Le livre de Daniel Carton Bien entendu...c’est off soulève quelques questions qui méritent examen. En l’absence de l’auteur, l’émission " Arrêt sur images " a permis de les éluder avec maestria.

"Arrêt sur images", France 5, 2 février 2003. A défaut d’enregistrement, je visionne l’émission sur internet et je n’ai pas tout perdu : 1h10 au lieu des 52 mn de diffusion à la télé. Enfin, je vais pouvoir me faire ma propre opinion sur Daniel Schneidermann (DS) et son émission puisque le sujet est en or. Le titre annonce la couleur : " Journalistes : pourquoi ils sont cachottiers ". Notez la forme affirmative qui nous convainc d’avance que nous allons avoir des réponses.
Oubliés donc les échanges " diplomatiques " [1] avec Pierre Bourdieu, oublié " Enfin pris " de Pierre Carles [2]. C’est sûr, ces gens là ont du exagérer, devaient avoir un compte personnel à régler avec DS, sont aigris, jaloux...

Enfin on va tout savoir !

Et ça part bien ! DS lance l’émission : " Pourquoi sur des informations qu’ils possèdent, les journalistes n’en livrent pas toujours toute la vérité quand bien même ces infos pourraient intéresser le publique ? " Enfin on va tout savoir !

Après un court sujet sur la vie privée de l’incontournable Sarko, DS persiste :
" Les journalistes politiques disent-ils tout ce qu’ils savent ou en cachent-ils une partie ? " et présente les invités :

 Jean-Michel Apathie : journaliste politique à France Inter après être passé dans plusieurs journaux dont Libération et Le Monde.

 Arlette Chabot : Animatrice et productrice de " Mots croisés " sur France 2.

 Pascale Sauvage : journaliste au Figaro après être passée au Monde.

La télé, la radio et la presse écrite. Tout y est, c’est parfait.

" Bien entendu... c’est off "

Après quelques détours, on rentre dans le vif du sujet : le livre de Daniel Carton Bien entendu... c’est off. [3] Et là, on ne sait pas trop ce que DS sous-entend quand il nous dit que c’est " bizarre " mais que Daniel Carton a plus été interrogé sur ce que lui même avait omis dans son livre que sur ses révélations. Une phrase de Daniel Carton prononcée dans un extrait d’une émission de LCI retient mon attention : " Ca vous prouve une chose, c’est que c’est vachement difficile de dire la vérité dans ce pays ". Evidemment on ne s’attardera pas dessus, DS préférant en rajouter : " Jeu de devinette un peu étrange s’agissant d’un livre qui était censé révéler ce que les journalistes politiques ne disent jamais ".

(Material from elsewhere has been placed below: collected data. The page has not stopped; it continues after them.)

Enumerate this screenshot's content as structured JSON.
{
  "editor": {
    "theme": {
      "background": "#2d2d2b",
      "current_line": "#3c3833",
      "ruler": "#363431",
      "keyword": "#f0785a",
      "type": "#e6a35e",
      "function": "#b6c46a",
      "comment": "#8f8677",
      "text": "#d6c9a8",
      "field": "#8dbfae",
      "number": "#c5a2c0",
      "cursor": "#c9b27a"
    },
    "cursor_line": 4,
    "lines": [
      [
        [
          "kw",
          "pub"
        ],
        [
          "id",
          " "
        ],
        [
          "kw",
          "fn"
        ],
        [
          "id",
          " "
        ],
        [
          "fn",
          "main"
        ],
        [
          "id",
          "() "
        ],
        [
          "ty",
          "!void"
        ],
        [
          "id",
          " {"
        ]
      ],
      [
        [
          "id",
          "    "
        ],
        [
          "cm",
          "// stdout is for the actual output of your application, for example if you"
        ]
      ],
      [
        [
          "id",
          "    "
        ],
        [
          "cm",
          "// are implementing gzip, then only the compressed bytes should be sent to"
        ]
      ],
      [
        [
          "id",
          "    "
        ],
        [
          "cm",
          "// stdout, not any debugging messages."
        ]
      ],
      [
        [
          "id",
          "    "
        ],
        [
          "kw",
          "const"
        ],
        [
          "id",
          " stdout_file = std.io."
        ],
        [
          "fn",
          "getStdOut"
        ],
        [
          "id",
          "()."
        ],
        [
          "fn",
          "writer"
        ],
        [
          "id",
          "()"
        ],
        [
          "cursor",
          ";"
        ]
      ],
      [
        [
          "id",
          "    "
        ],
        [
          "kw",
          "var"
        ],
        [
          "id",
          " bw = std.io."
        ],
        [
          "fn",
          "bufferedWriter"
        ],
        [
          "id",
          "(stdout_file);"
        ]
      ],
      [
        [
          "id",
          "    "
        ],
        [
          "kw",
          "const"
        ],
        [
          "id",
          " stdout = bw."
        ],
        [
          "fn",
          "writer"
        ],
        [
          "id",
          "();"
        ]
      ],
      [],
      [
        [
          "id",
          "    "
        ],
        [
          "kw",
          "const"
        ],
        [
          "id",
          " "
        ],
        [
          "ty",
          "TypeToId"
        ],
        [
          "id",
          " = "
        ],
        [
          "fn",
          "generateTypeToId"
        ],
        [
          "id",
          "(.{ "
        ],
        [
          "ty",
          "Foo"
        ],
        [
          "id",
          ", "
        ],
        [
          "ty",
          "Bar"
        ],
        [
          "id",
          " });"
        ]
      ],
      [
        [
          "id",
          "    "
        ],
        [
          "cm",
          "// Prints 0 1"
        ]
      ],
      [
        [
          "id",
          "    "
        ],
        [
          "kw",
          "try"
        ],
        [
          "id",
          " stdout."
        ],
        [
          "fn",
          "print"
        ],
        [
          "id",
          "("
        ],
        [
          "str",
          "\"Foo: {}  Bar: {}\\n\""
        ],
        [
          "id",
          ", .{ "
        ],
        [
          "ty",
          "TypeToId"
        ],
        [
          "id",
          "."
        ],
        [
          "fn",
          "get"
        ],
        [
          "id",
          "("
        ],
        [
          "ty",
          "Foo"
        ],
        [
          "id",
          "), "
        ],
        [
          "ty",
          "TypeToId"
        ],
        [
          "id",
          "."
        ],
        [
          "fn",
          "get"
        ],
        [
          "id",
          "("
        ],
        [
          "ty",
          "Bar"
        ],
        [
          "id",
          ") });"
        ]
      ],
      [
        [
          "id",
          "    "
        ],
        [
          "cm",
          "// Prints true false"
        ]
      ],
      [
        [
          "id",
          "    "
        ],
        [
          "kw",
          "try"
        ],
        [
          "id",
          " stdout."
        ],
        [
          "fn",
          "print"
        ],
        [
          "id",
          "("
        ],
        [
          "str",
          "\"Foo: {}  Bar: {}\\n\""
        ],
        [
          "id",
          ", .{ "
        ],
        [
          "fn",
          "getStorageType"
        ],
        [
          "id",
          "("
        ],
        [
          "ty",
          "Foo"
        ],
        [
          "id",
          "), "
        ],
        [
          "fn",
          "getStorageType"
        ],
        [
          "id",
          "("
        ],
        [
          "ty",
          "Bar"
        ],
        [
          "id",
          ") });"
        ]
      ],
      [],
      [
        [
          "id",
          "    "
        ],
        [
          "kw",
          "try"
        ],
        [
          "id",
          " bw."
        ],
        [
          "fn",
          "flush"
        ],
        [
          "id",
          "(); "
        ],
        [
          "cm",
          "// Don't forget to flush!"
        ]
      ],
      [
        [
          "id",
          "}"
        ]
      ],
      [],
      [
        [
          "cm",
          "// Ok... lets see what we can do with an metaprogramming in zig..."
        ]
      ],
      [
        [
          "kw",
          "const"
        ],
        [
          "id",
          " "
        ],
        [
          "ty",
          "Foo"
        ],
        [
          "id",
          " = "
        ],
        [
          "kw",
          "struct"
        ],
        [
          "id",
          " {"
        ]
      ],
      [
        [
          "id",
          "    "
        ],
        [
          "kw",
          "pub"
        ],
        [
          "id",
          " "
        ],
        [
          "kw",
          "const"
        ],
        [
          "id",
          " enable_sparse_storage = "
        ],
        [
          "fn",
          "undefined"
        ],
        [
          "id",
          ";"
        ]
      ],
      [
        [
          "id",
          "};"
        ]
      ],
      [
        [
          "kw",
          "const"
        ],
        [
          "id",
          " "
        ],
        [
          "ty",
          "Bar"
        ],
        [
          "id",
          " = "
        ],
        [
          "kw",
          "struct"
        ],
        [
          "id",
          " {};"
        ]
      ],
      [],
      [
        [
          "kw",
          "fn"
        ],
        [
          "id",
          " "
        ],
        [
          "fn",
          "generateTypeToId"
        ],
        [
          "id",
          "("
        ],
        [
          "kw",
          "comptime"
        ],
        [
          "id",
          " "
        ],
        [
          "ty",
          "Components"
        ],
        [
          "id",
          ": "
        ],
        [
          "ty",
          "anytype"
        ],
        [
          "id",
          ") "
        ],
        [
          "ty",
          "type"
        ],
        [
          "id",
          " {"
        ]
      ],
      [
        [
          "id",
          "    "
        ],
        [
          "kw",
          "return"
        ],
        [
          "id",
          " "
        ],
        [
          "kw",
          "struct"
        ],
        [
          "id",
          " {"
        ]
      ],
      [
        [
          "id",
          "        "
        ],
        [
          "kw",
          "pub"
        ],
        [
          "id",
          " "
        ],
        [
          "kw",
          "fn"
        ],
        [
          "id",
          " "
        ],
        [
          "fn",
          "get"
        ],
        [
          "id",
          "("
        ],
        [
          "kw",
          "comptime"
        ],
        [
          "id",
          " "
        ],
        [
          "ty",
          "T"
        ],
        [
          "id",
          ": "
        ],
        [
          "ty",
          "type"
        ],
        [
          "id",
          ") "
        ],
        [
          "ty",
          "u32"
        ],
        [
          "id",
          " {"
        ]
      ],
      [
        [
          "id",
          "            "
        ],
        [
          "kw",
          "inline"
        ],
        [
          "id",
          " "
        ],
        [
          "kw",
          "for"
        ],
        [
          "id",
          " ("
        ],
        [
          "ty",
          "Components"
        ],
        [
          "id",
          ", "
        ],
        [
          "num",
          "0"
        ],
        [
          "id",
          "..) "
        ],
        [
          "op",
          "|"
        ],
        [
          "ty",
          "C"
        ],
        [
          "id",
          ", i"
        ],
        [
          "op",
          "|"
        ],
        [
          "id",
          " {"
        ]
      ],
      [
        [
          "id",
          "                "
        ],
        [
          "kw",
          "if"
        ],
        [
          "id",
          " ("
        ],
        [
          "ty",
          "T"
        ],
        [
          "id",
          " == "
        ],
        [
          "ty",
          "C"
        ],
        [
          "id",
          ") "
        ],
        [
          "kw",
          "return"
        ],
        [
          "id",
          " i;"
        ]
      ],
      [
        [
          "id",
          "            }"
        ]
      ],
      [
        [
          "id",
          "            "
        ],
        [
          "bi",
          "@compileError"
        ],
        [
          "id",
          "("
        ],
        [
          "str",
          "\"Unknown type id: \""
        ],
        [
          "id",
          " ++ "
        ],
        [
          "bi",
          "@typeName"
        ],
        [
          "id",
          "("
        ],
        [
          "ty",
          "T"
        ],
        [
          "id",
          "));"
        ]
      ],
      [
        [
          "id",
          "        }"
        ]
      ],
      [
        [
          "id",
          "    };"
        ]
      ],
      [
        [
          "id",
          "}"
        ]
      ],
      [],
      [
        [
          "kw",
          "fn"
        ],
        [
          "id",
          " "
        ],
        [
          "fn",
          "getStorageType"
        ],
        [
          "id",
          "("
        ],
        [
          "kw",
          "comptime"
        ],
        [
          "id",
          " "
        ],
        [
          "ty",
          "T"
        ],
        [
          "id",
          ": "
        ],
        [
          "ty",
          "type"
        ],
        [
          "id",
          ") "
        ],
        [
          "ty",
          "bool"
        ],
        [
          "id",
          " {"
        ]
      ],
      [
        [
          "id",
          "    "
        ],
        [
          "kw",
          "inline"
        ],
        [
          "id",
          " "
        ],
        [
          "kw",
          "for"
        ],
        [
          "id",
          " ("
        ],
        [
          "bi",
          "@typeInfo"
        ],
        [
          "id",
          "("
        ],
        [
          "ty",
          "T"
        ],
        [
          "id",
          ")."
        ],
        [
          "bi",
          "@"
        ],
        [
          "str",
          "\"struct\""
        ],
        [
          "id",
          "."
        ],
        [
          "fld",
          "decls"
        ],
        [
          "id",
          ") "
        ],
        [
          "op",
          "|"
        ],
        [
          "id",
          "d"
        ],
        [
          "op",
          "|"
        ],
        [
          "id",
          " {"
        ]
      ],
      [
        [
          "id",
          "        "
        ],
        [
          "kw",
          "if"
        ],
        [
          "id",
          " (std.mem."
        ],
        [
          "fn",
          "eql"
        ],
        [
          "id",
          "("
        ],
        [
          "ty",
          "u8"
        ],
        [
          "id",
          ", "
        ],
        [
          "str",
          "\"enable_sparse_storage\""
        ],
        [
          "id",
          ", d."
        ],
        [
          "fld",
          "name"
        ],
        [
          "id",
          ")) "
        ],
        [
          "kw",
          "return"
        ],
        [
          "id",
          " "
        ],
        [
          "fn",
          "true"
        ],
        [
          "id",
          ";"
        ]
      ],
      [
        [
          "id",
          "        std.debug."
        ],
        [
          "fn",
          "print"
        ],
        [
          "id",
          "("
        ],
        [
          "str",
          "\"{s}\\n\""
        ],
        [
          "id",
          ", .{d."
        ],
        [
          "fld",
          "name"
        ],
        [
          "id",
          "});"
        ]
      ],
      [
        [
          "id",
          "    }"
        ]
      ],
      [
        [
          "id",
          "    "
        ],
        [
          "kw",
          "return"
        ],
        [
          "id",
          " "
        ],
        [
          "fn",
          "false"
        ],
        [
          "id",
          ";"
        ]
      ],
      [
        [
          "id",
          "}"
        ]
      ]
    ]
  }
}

Le " Mazarin " présumé de Giscard

Puis on passe tout de même au livre lui même. Au message principal, c’est à dire tout ce qui ne va pas dans le journalisme politique ? Pensez-vous ! On va en faire des tonnes sur des babioles (ou presque) pour éviter les vrais sujets.

Et on commence par le " Mazarin " présumé de Giscard et de la candidature de Christine de Veyrac au Parlement européen [4], qui occupe quand même, hou la, au moins... une page dans le livre de D. Carton (p 192-193). On aura presque perdu son temps, sauf peut-être lors de ce petit moment :

David Abiker (DA, collaborateur de DS) indique que c’est la tradition de l’émission que d’illustrer les propos avec des photos, qu’il y a eu Giscard, Mazarine... mais pas Christine de Veyrac.
DS (un peu pris de court ?) : " Christine de Veyrac n’est jamais passée à la télé. En général, on met des images de télé. Le seul organe de presse où il y a une photo de C. de Veyrac, c’est le site internet du nouvel obs. "
DA : " Je me demande si on n’aurait pas intériorisé une certaine forme de réserve par rapport à ça. "
DS : " Très bonne question."
Très bonne réponse !
Comme l’ont suggéré plusieurs participants à l’émission, la photo est tout bêtement sur le site du Parlement européen (on trouve après environ 30 secondes de recherche)...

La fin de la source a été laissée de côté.